By Rick Dandes
The Daily Item
LEWISBURG — Four individuals with vastly different “Visions of America” fought it out — figuratively, not literally — during a lively and highly entertaining two-hour discussion in the Campus Theatre on Monday night in an event sponsored by the Susquehanna Valley Conservatives group.
The forum, which pitted two Bucknell University professors advocating a liberal perspective against two conservative speakers, Ana Puig, of the Tea Party, and author and political analyst Andre Harper, was a huge success, with 330 people filling the venerable downtown theater.
John Peeler and Peter Kresl seemed to radiate with overflowing knowledge about the roots of liberalism, while Puig and Harper were emotional at times, even combative, in expressing their distaste for liberal politics.
“You are both highly intelligent people,” Puig said to Peeler and Kresl. “But we two here have street smarts.”
Puig is an immigrant from Brazil who lived in countries around the world before coming to America in the mid-1980s.
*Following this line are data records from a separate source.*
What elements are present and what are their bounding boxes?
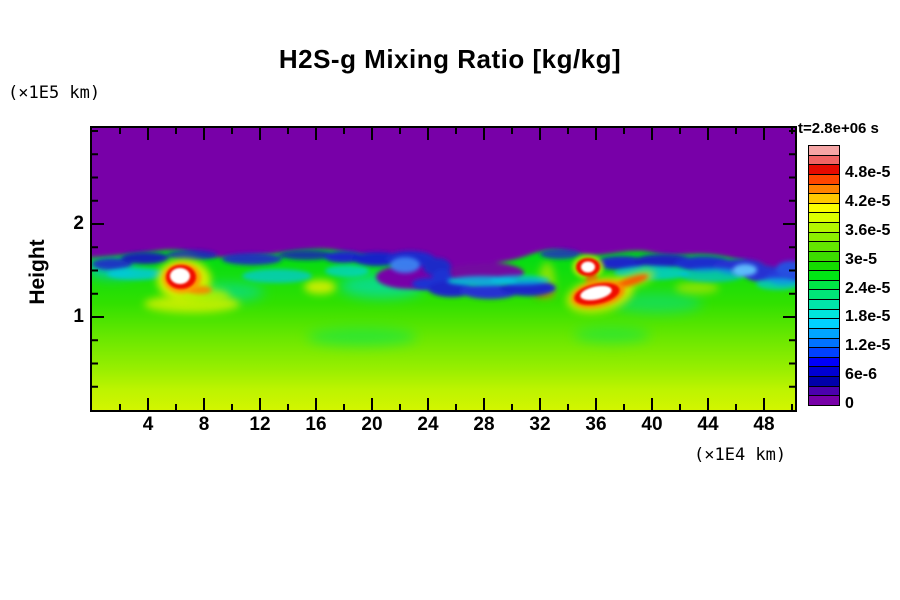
x-tick-label: 4 — [142, 414, 154, 435]
colorbar-tick-label: 0 — [845, 394, 854, 412]
colorbar-tick-label: 2.4e-5 — [845, 279, 891, 297]
colorbar-segment — [809, 184, 839, 195]
y-tick-label: 2 — [73, 213, 84, 234]
heatmap-art — [92, 128, 795, 410]
colorbar-segment — [809, 223, 839, 233]
colorbar-segment — [809, 300, 839, 310]
y-tick-label: 1 — [73, 306, 84, 327]
colorbar-tick-label: 1.2e-5 — [845, 337, 891, 355]
x-tick-label: 20 — [361, 414, 383, 435]
colorbar-segment — [809, 271, 839, 281]
colorbar-tick-label: 6e-6 — [845, 365, 878, 383]
colorbar-segment — [809, 386, 839, 397]
colorbar-tick-label: 4.2e-5 — [845, 193, 891, 211]
colorbar-tick-label: 3e-5 — [845, 250, 878, 268]
colorbar-segment — [809, 328, 839, 339]
colorbar-segment — [809, 146, 839, 156]
colorbar-segment — [809, 367, 839, 377]
cyan-fringe — [107, 264, 795, 290]
colorbar-segment — [809, 203, 839, 214]
colorbar-tick-label: 3.6e-5 — [845, 221, 891, 239]
hotspot-right — [566, 255, 656, 314]
vortex-core — [390, 257, 420, 273]
colorbar-segment — [809, 251, 839, 262]
colorbar-segment — [809, 155, 839, 166]
colorbar-segment — [809, 348, 839, 358]
heatmap-field — [92, 128, 795, 410]
x-tick-label: 8 — [198, 414, 210, 435]
colorbar-segment — [809, 377, 839, 387]
x-tick-label: 48 — [753, 414, 775, 435]
x-tick-label: 40 — [641, 414, 663, 435]
colorbar-segment — [809, 280, 839, 291]
y-axis-unit-label: (×1E5 km) — [8, 83, 101, 103]
x-tick-label: 16 — [305, 414, 327, 435]
colorbar-segment — [809, 290, 839, 300]
colorbar-segment — [809, 261, 839, 272]
x-axis-unit-label: (×1E4 km) — [694, 445, 787, 465]
colorbar-segment — [809, 213, 839, 223]
colorbar-segment — [809, 242, 839, 252]
colorbar-tick-label: 4.8e-5 — [845, 164, 891, 182]
colorbar-segment — [809, 174, 839, 185]
colorbar-segment — [809, 194, 839, 204]
chart-title: H2S-g Mixing Ratio [kg/kg] — [278, 44, 622, 74]
colorbar — [808, 145, 840, 406]
colorbar-segment — [809, 309, 839, 320]
colorbar-segment — [809, 338, 839, 349]
colorbar-time-label: t=2.8e+06 s — [798, 120, 879, 137]
x-tick-label: 32 — [529, 414, 551, 435]
colorbar-segment — [809, 165, 839, 175]
x-tick-label: 28 — [473, 414, 495, 435]
colorbar-tick-label: 1.8e-5 — [845, 308, 891, 326]
x-tick-label: 12 — [249, 414, 271, 435]
hotspot-left — [157, 259, 230, 304]
y-axis-label: Height — [26, 239, 49, 305]
x-tick-label: 44 — [697, 414, 719, 435]
x-tick-label: 36 — [585, 414, 607, 435]
x-tick-label: 24 — [417, 414, 439, 435]
colorbar-segment — [809, 232, 839, 243]
colorbar-segment — [809, 396, 839, 405]
colorbar-segment — [809, 319, 839, 329]
dark-blue-interface-filaments — [92, 249, 795, 299]
colorbar-segment — [809, 357, 839, 368]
Harper was raised in the mean streets of West Palm Beach, across the intracoastal waterway from one of the richest enclaves in America, Palm Beach.
“My mother was 16 when she had me,” he said. “I went to a rough school in a tough neighborhood, but I looked at Palm Beach and said, ‘Why can’t I be like that someday?’ And so I pulled myself up by my own bootstraps, without government help.”
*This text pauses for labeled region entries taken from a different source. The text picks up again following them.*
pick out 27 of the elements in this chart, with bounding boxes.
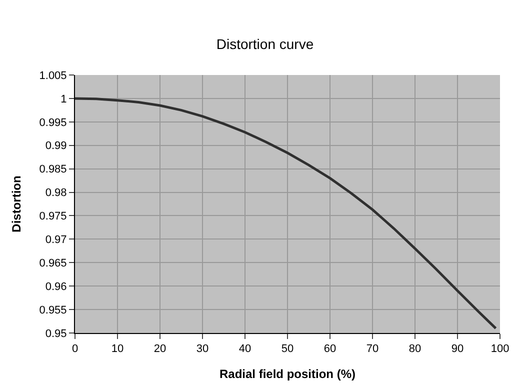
y-tick-label: 0.96 bbox=[45, 280, 67, 293]
y-tick-label: 0.965 bbox=[39, 257, 67, 270]
chart-title: Distortion curve bbox=[216, 36, 314, 52]
y-tick-label: 0.97 bbox=[45, 234, 67, 246]
x-tick-label: 10 bbox=[111, 343, 124, 356]
y-tick-label: 1.005 bbox=[39, 70, 67, 82]
x-axis-title: Radial field position (%) bbox=[219, 367, 356, 382]
y-tick-label: 0.975 bbox=[39, 210, 67, 223]
y-tick-label: 1 bbox=[60, 93, 67, 106]
x-tick-label: 60 bbox=[324, 343, 336, 356]
x-tick-label: 100 bbox=[490, 343, 510, 356]
y-tick-label: 0.985 bbox=[39, 164, 67, 176]
x-tick-label: 90 bbox=[451, 343, 464, 356]
x-tick-label: 70 bbox=[366, 343, 379, 356]
y-tick-label: 0.95 bbox=[45, 328, 67, 340]
x-tick-label: 0 bbox=[72, 343, 78, 356]
x-tick-label: 40 bbox=[238, 343, 252, 356]
x-tick-label: 30 bbox=[196, 343, 209, 356]
x-tick-label: 50 bbox=[281, 343, 294, 356]
x-tick-label: 80 bbox=[408, 343, 422, 356]
line-series bbox=[75, 97, 497, 330]
y-tick-label: 0.995 bbox=[39, 116, 67, 129]
y-tick-label: 0.955 bbox=[39, 304, 67, 316]
y-tick-label: 0.99 bbox=[45, 140, 67, 152]
y-axis-title: Distortion bbox=[10, 176, 24, 232]
y-tick-label: 0.98 bbox=[45, 187, 67, 200]
x-tick-label: 20 bbox=[154, 343, 166, 356]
What was for the most part a civil discussion on the merits of both liberal and conservative lifestyles and politics devolved toward the end of the forum into name calling, when Puig said she believed liberalism led to communism — at least in other countries — and she didn’t want to see that happen in America. Puig is strongly anti-Obama.
This resulted in one of the few moments when Peeler couldn’t restrain himself, resenting, he said, Puig comparing liberalism to communism.
Time and again, Puig not so subtly said that voting for Obama in November’s election would lead America down the path to mediocrity until we would eventually become a society much like Venezuela, with a ruler like Hugo Chavez.
Meanwhile, Harper maintained that liberals are racists because they stereotype the “underclass. The Nancy Pelosis of the world, they want to keep people down. That’s racism. And I stand by that statement.”
Harper made no excuses for his beliefs. “Take it or leave it,” he said. “I don’t care. That’s what I think.”
Puig and Harper were forceful speakers, strong advocates of their conservative world view, and at times overwhelmed the calm counter-arguments made by the two professors.
It was only toward the end of the forum, when both groups could comment on the other, that the two sides got emotional and got members of the crowd humming under their breaths.
When the forum ended, it left people wanting more.
“I could have stayed another hour or two,” said William Carson, who had driven from Selinsgrove to watch the two sides present their visions.